Berlin, Potsdam (epd). Der Potsdamer Rechtsextremismus-Forscher Gideon Botsch sieht die Wurzeln des Wahlerfolgs der AfD im Osten auch in den dortigen "Baseballschlägerjahren" nach der Wiedervereinigung. Bei der Frage, warum im Osten so stark rechts gewählt werde, habe dieser Aspekt bislang viel zu wenig Beachtung gefunden, sagte der Leiter der Emil Julius Gumbel Forschungsstelle für Antisemitismus und Rechtsextremismus (EJGF) am Moses Mendelsohn Zentrum in Potsdam dem "Tagesspiegel" (Donnerstag). Die "jungen Springerstiefel-Träger von damals" seien nicht einfach verschwunden. "Sie sind immer noch da".
Sie seien älter geworden, berufstätig, hätten eine Familie gegründet, ein Haus gebaut, sagte Botsch.
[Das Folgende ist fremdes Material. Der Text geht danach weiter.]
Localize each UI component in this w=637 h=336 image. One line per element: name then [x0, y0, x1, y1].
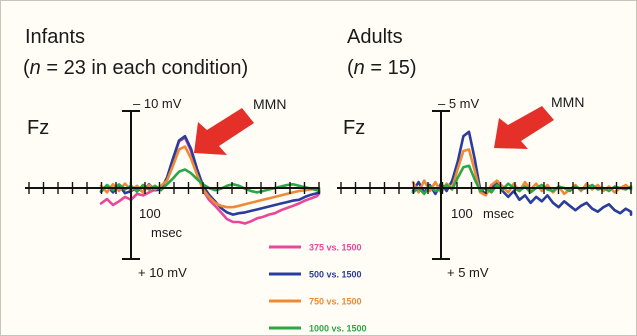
panel-subtitle: (n = 23 in each condition)	[23, 57, 248, 79]
plot-area	[25, 110, 321, 260]
series-line	[99, 136, 321, 225]
mmn-label: MMN	[253, 96, 286, 112]
legend-label: 1000 vs. 1500	[309, 324, 367, 334]
electrode-label: Fz	[27, 117, 49, 139]
electrode-label: Fz	[343, 117, 365, 139]
legend-label: 500 vs. 1500	[309, 270, 362, 280]
panel-subtitle: (n = 15)	[347, 57, 417, 79]
panel-title: Adults	[347, 26, 403, 48]
y-bottom-label: + 5 mV	[447, 265, 489, 280]
panel-title: Infants	[25, 26, 85, 48]
plot-area	[337, 110, 633, 260]
infants-panel: Infants (n = 23 in each condition) Fz – …	[23, 26, 321, 280]
legend-label: 750 vs. 1500	[309, 297, 362, 307]
series-line	[99, 145, 321, 209]
x-tick-label: 100	[139, 206, 161, 221]
y-top-label: – 5 mV	[438, 96, 480, 111]
adults-panel: Adults (n = 15) Fz – 5 mV + 5 mV 100 mse…	[337, 26, 633, 280]
arrow-icon	[194, 108, 254, 155]
y-bottom-label: + 10 mV	[138, 265, 187, 280]
x-unit-label: msec	[151, 225, 183, 240]
series-line	[411, 130, 633, 216]
x-unit-label: msec	[483, 206, 515, 221]
legend-label: 375 vs. 1500	[309, 243, 362, 253]
arrow-icon	[494, 106, 554, 149]
x-tick-label: 100	[451, 206, 473, 221]
y-top-label: – 10 mV	[133, 96, 182, 111]
legend: 375 vs. 1500 500 vs. 1500 750 vs. 1500 1000…	[269, 243, 367, 334]
mmn-label: MMN	[551, 94, 584, 110]
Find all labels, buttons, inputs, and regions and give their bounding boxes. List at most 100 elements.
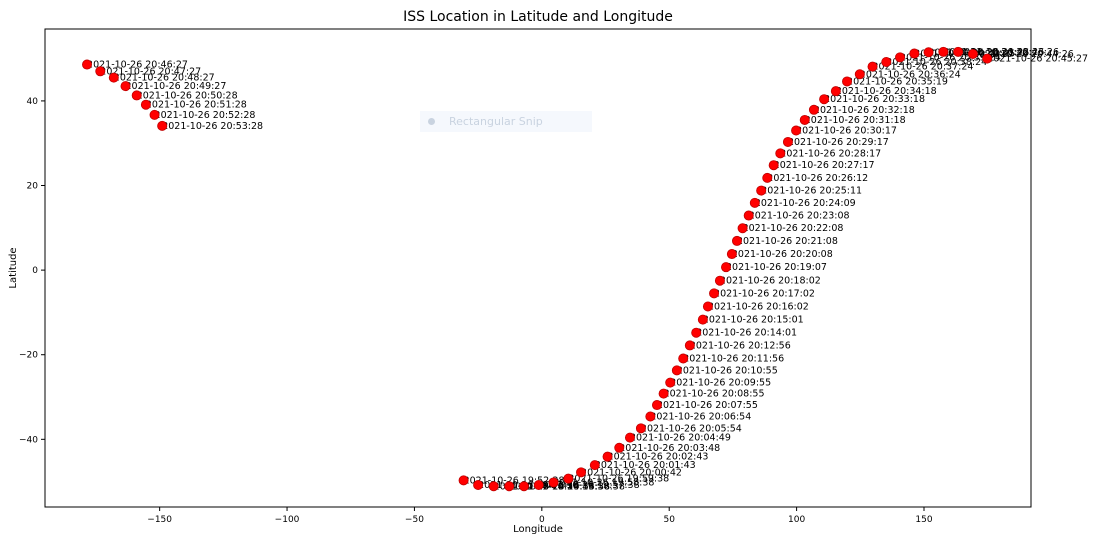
data-point xyxy=(808,104,819,115)
data-point xyxy=(120,81,131,92)
data-point xyxy=(743,210,754,221)
point-label: 2021-10-26 20:17:02 xyxy=(714,288,815,299)
data-point xyxy=(756,185,767,196)
y-axis-label: Latitude xyxy=(8,247,19,288)
y-tick-label: 40 xyxy=(27,97,39,107)
data-point xyxy=(602,451,613,462)
point-label: 2021-10-26 20:41:25 xyxy=(929,47,1030,58)
data-point xyxy=(791,125,802,136)
point-label: 2021-10-26 19:56:38 xyxy=(524,481,625,492)
point-label: 2021-10-26 19:58:38 xyxy=(554,477,655,488)
point-label: 2021-10-26 20:38:24 xyxy=(886,57,987,68)
point-label: 2021-10-26 19:57:38 xyxy=(539,480,640,491)
point-label: 2021-10-26 19:55:38 xyxy=(509,481,610,492)
point-label: 2021-10-26 20:51:28 xyxy=(146,100,247,111)
point-label: 2021-10-26 20:28:17 xyxy=(780,148,881,159)
point-label: 2021-10-26 20:06:54 xyxy=(650,411,751,422)
data-point xyxy=(691,327,702,338)
snip-icon xyxy=(428,118,435,125)
point-label: 2021-10-26 20:02:43 xyxy=(608,452,709,463)
data-point xyxy=(473,480,484,491)
point-label: 2021-10-26 20:45:27 xyxy=(987,54,1088,65)
point-label: 2021-10-26 20:48:27 xyxy=(114,73,215,84)
data-point xyxy=(967,48,978,59)
point-label: 2021-10-26 20:22:08 xyxy=(743,223,844,234)
data-point xyxy=(762,172,773,183)
data-point xyxy=(504,481,515,492)
point-label: 2021-10-26 20:53:28 xyxy=(162,121,263,132)
data-point xyxy=(614,442,625,453)
data-point xyxy=(749,197,760,208)
data-point xyxy=(518,481,529,492)
point-label: 2021-10-26 20:43:26 xyxy=(958,47,1059,58)
point-label: 2021-10-26 20:30:17 xyxy=(796,126,897,137)
y-tick-label: −40 xyxy=(19,435,38,445)
point-label: 2021-10-26 20:31:18 xyxy=(805,115,906,126)
data-point xyxy=(658,388,669,399)
point-label: 2021-10-26 20:26:12 xyxy=(767,173,868,184)
point-label: 2021-10-26 20:37:24 xyxy=(873,62,974,73)
data-point xyxy=(157,120,168,131)
data-point xyxy=(938,46,949,57)
point-label: 2021-10-26 20:01:43 xyxy=(595,460,696,471)
point-label: 2021-10-26 20:52:28 xyxy=(155,110,256,121)
data-point xyxy=(140,99,151,110)
chart-title: ISS Location in Latitude and Longitude xyxy=(403,9,673,25)
point-label: 2021-10-26 20:50:28 xyxy=(137,90,238,101)
data-point xyxy=(854,69,865,80)
point-label: 2021-10-26 20:16:02 xyxy=(708,301,809,312)
y-tick-label: −20 xyxy=(19,351,38,361)
data-point xyxy=(665,377,676,388)
data-point xyxy=(842,76,853,87)
data-point xyxy=(589,460,600,471)
x-tick-label: −100 xyxy=(275,515,300,525)
data-point xyxy=(678,353,689,364)
point-label: 2021-10-26 20:04:49 xyxy=(630,433,731,444)
data-point xyxy=(684,340,695,351)
data-point xyxy=(458,475,469,486)
data-point xyxy=(782,136,793,147)
point-label: 2021-10-26 20:44:26 xyxy=(973,49,1074,60)
point-label: 2021-10-26 20:11:56 xyxy=(683,354,784,365)
data-point xyxy=(131,90,142,101)
point-label: 2021-10-26 20:05:54 xyxy=(641,423,742,434)
x-tick-label: −50 xyxy=(405,515,424,525)
data-point xyxy=(95,66,106,77)
data-point xyxy=(709,288,720,299)
point-label: 2021-10-26 20:03:48 xyxy=(619,443,720,454)
data-point xyxy=(714,275,725,286)
data-point xyxy=(819,94,830,105)
point-label: 2021-10-26 20:35:19 xyxy=(847,76,948,87)
y-tick-label: 20 xyxy=(27,182,39,192)
point-label: 2021-10-26 20:33:18 xyxy=(824,94,925,105)
point-label: 2021-10-26 20:12:56 xyxy=(690,340,791,351)
data-point xyxy=(624,432,635,443)
point-label: 2021-10-26 19:59:38 xyxy=(568,474,669,485)
data-point xyxy=(533,480,544,491)
plot-frame xyxy=(44,28,1032,508)
data-point xyxy=(576,467,587,478)
data-point xyxy=(768,160,779,171)
data-point xyxy=(982,53,993,64)
data-point xyxy=(635,423,646,434)
data-point xyxy=(830,86,841,97)
snip-label: Rectangular Snip xyxy=(449,115,543,128)
point-label: 2021-10-26 20:07:55 xyxy=(657,400,758,411)
point-markers xyxy=(82,46,993,492)
point-label: 2021-10-26 20:25:11 xyxy=(761,186,862,197)
x-tick-label: 50 xyxy=(663,515,675,525)
point-label: 2021-10-26 20:20:08 xyxy=(732,249,833,260)
point-label: 2021-10-26 20:14:01 xyxy=(696,328,797,339)
data-point xyxy=(721,262,732,273)
rectangular-snip-overlay[interactable]: Rectangular Snip xyxy=(420,111,592,132)
data-point xyxy=(731,235,742,246)
point-label: 2021-10-26 20:00:42 xyxy=(581,467,682,478)
data-point xyxy=(923,47,934,58)
data-point xyxy=(702,301,713,312)
data-point xyxy=(697,314,708,325)
x-tick-label: 0 xyxy=(539,515,545,525)
data-point xyxy=(149,109,160,120)
point-label: 2021-10-26 20:18:02 xyxy=(720,276,821,287)
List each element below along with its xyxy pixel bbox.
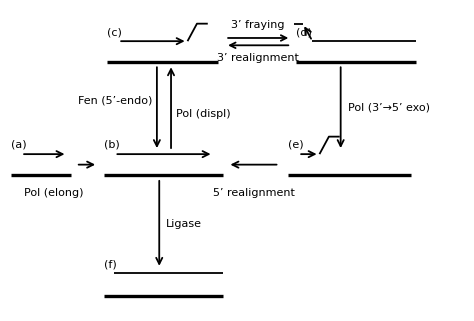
Text: (b): (b) xyxy=(104,140,120,150)
Text: Fen (5’-endo): Fen (5’-endo) xyxy=(78,95,152,105)
Text: Ligase: Ligase xyxy=(166,219,202,229)
Text: Pol (3’→5’ exo): Pol (3’→5’ exo) xyxy=(348,103,430,113)
Text: (a): (a) xyxy=(11,140,27,150)
Text: Pol (elong): Pol (elong) xyxy=(25,187,84,197)
Text: (f): (f) xyxy=(104,259,117,269)
Text: (e): (e) xyxy=(288,140,303,150)
Text: 3’ fraying: 3’ fraying xyxy=(231,20,285,30)
Text: 3’ realignment: 3’ realignment xyxy=(217,53,299,63)
Text: (c): (c) xyxy=(108,27,122,37)
Text: (d): (d) xyxy=(296,27,312,37)
Text: 5’ realignment: 5’ realignment xyxy=(212,187,294,197)
Text: Pol (displ): Pol (displ) xyxy=(176,109,230,119)
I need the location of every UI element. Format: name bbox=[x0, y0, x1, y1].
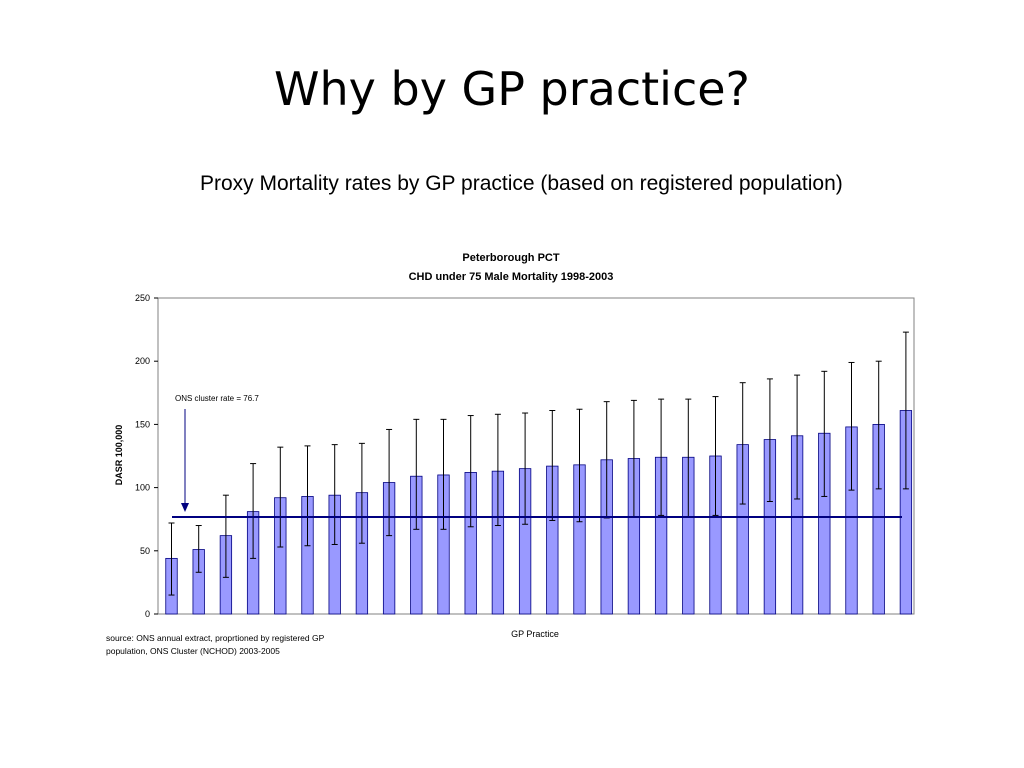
slide-subtitle: Proxy Mortality rates by GP practice (ba… bbox=[200, 172, 843, 195]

Nicht alle, die sich damals in der rechtsextremen Szene bewegt haben, seien Rechtsextremisten geblieben. "Aber bei so manchem, der in den späten 80ern und in den 90ern mit rechtsextremer und antisemitischer Propaganda in Berührung kam, blieb das hängen."
Die jungen Rechten von damals wählten heute nicht nur häufig AfD, die Partei werde mitgetragen von Leuten, die früher in der Neonazi-Szene aktiv waren, sagte Botsch. Viele dieser Personen, die sich zwischenzeitlich wegen staatlicher Repressionen und Präventionsprogramme zurückgezogen hätten, seien mittlerweile wieder aktiver. "Und bei Rechtsrockkonzerten sehen Sie heute ein Publikum, das mit der eigenen Jugendsubkultur gealtert ist", sagte Botsch. Unter dem Hashtag #baseballschlägerjahre berichten derzeit Menschen, was sie in den 1990er Jahren durch Neonazis erleiden mussten.